Under Petro’s administration, Bogotá aspires to play a crucial intermediary role in the warming of US-Venezuela ties, as exemplified by the meeting in Caracas of US senior officials with members of the Nicolás Maduro government to discuss global oil supplies. A former ambassador to the OAS explained, “For Venezuela it won’t be easy, it is no longer a member of the OAS and to be admitted it will require two thirds of the members to vote in its favour. Nicaragua is currently a member of the OAS but it has withdrawn effective from next year, it can decide to return at any time although I doubt that Ortega is interested.”
“For Venezuela it won’t be easy, it is no longer a member of the OAS and to be admitted it will require two thirds of the members to vote in its favour. Nicaragua […] can decide to return at any time although I doubt that Ortega is interested.”

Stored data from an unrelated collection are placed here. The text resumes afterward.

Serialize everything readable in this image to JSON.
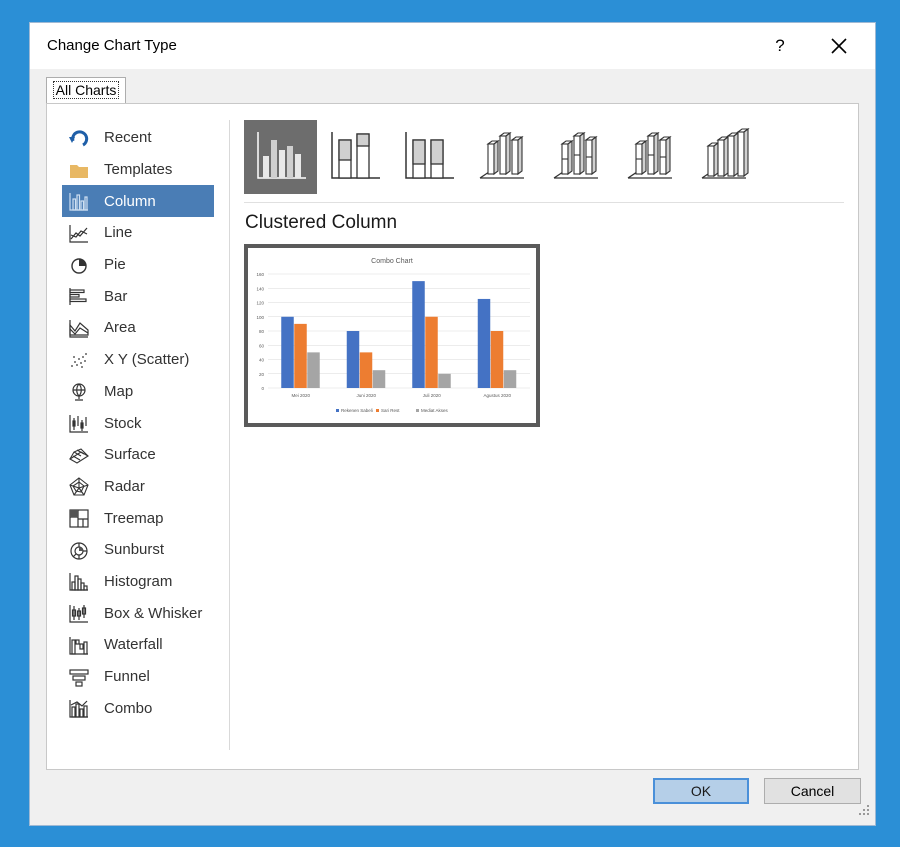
{
  "dialog": {
    "title": "Change Chart Type",
    "help_label": "?",
    "tabs": [
      {
        "label": "All Charts"
      }
    ],
    "ok_label": "OK",
    "cancel_label": "Cancel"
  },
  "sidebar": {
    "items": [
      {
        "label": "Recent",
        "icon": "recent-icon"
      },
      {
        "label": "Templates",
        "icon": "templates-folder-icon"
      },
      {
        "label": "Column",
        "icon": "column-chart-icon",
        "selected": true
      },
      {
        "label": "Line",
        "icon": "line-chart-icon"
      },
      {
        "label": "Pie",
        "icon": "pie-chart-icon"
      },
      {
        "label": "Bar",
        "icon": "bar-chart-icon"
      },
      {
        "label": "Area",
        "icon": "area-chart-icon"
      },
      {
        "label": "X Y (Scatter)",
        "icon": "scatter-chart-icon"
      },
      {
        "label": "Map",
        "icon": "map-chart-icon"
      },
      {
        "label": "Stock",
        "icon": "stock-chart-icon"
      },
      {
        "label": "Surface",
        "icon": "surface-chart-icon"
      },
      {
        "label": "Radar",
        "icon": "radar-chart-icon"
      },
      {
        "label": "Treemap",
        "icon": "treemap-chart-icon"
      },
      {
        "label": "Sunburst",
        "icon": "sunburst-chart-icon"
      },
      {
        "label": "Histogram",
        "icon": "histogram-chart-icon"
      },
      {
        "label": "Box & Whisker",
        "icon": "box-whisker-chart-icon"
      },
      {
        "label": "Waterfall",
        "icon": "waterfall-chart-icon"
      },
      {
        "label": "Funnel",
        "icon": "funnel-chart-icon"
      },
      {
        "label": "Combo",
        "icon": "combo-chart-icon"
      }
    ]
  },
  "variants": [
    {
      "icon": "clustered-column-icon",
      "selected": true
    },
    {
      "icon": "stacked-column-icon"
    },
    {
      "icon": "100-stacked-column-icon"
    },
    {
      "icon": "3d-clustered-column-icon"
    },
    {
      "icon": "3d-stacked-column-icon"
    },
    {
      "icon": "3d-100-stacked-column-icon"
    },
    {
      "icon": "3d-column-icon"
    }
  ],
  "selected_chart_name": "Clustered Column",
  "colors": {
    "accent": "#4a7db5",
    "series1": "#4472c4",
    "series2": "#ed7d31",
    "series3": "#a5a5a5"
  },
  "chart_data": {
    "type": "bar",
    "title": "Combo Chart",
    "categories": [
      "Mei 2020",
      "Juni 2020",
      "Juli 2020",
      "Agustus 2020"
    ],
    "series": [
      {
        "name": "Rekenen Sabeli",
        "values": [
          100,
          80,
          150,
          125
        ]
      },
      {
        "name": "Sari Rest",
        "values": [
          90,
          50,
          100,
          80
        ]
      },
      {
        "name": "Mediat Akses",
        "values": [
          50,
          25,
          20,
          25
        ]
      }
    ],
    "ylim": [
      0,
      160
    ],
    "yticks": [
      "0",
      "20",
      "40",
      "60",
      "80",
      "100",
      "120",
      "140",
      "160"
    ],
    "grid": true,
    "legend": "bottom"
  }
}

Former ambassador to the OAS
While Colombia ambitions to continue being a strategic partner for the US if it manages to change its bilateral relationship, Petro ambitions to strengthen ties with Latin American leftist governments, which he sees as key in talks with the ELN guerrillas and the implementation of the 2016 peace deal. Venezuela, which has direct influence over the ELN, has been given a fixed mediator seat in the peace dialogue process. Cuba, Chile and Spain will also have guarantor functions over the dialogues.
A former executive at the OAS tried to second-guess Petro’s intentions, “The Latin America countries with left-wing leaders, together with the Caribbean states, could establish a solid majority that allows them to change the current OAS priorities, and turn it into a regional political project (without the need to replace the OAS with CELAC). That may be the strategy behind Petro’s proposal. [Secretary General of the OAS] Luis Almagro would be the first casualty of such a change of direction.”

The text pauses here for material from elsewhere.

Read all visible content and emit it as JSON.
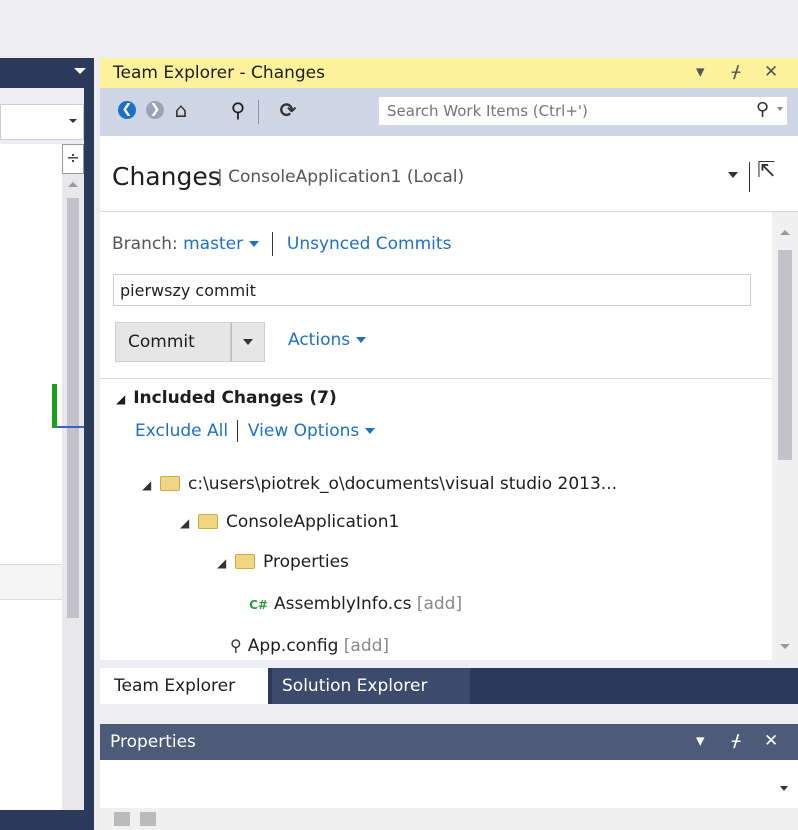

We sense-checked this hypothesis with the former ambassador to the OAS, “Colombia does not have much diplomatic weight in the OAS, but if Lula returns to power in Brazil, an alliance of Mexico with Brazil, Peru, Colombia and the support of the Caribbean will mean total control of the OAS by the left. Also, it would be the first time that there is a strategic agreement between Mexico and Brazil. Before, when José Miguel Insulza was elected OAS’s Secretary General, although the left controlled the OAS, there was a certain balance with Mexico, Colombia and Peru aligned with the United States and Canada. Today the change may be more radical.”

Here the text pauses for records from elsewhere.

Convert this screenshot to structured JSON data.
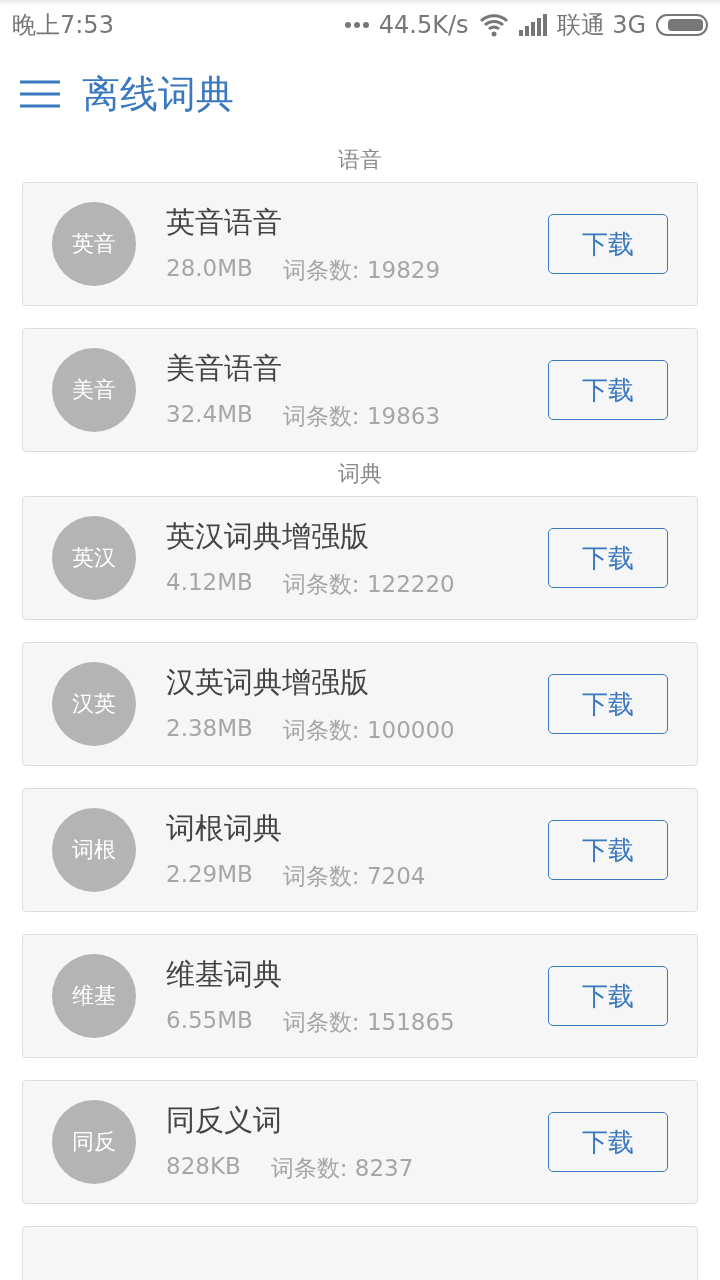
{
  "status_bar": {
    "time": "晚上7:53",
    "speed": "44.5K/s",
    "carrier": "联通 3G"
  },
  "header": {
    "title": "离线词典"
  },
  "sections": [
    {
      "title": "语音",
      "items": [
        {
          "badge": "英音",
          "name": "英音语音",
          "size": "28.0MB",
          "entries": "词条数: 19829",
          "action": "下载"
        },
        {
          "badge": "美音",
          "name": "美音语音",
          "size": "32.4MB",
          "entries": "词条数: 19863",
          "action": "下载"
        }
      ]
    },
    {
      "title": "词典",
      "items": [
        {
          "badge": "英汉",
          "name": "英汉词典增强版",
          "size": "4.12MB",
          "entries": "词条数: 122220",
          "action": "下载"
        },
        {
          "badge": "汉英",
          "name": "汉英词典增强版",
          "size": "2.38MB",
          "entries": "词条数: 100000",
          "action": "下载"
        },
        {
          "badge": "词根",
          "name": "词根词典",
          "size": "2.29MB",
          "entries": "词条数: 7204",
          "action": "下载"
        },
        {
          "badge": "维基",
          "name": "维基词典",
          "size": "6.55MB",
          "entries": "词条数: 151865",
          "action": "下载"
        },
        {
          "badge": "同反",
          "name": "同反义词",
          "size": "828KB",
          "entries": "词条数: 8237",
          "action": "下载"
        }
      ]
    }
  ]
}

“If Lula returns to power in Brazil, an alliance of Mexico with Brazil, Peru, Colombia and the support of the Caribbean will mean total control of the OAS by the left.”
Former ambassador to the OAS
During the appointment of new Colombian ambassadors last week, Petro continued to criticise the OAS for causing divisions between American countries when, instead, he argued, integration should transcend ideological preferences. However, beyond Petro’s demands there are no signs yet of structural changes within the OAS.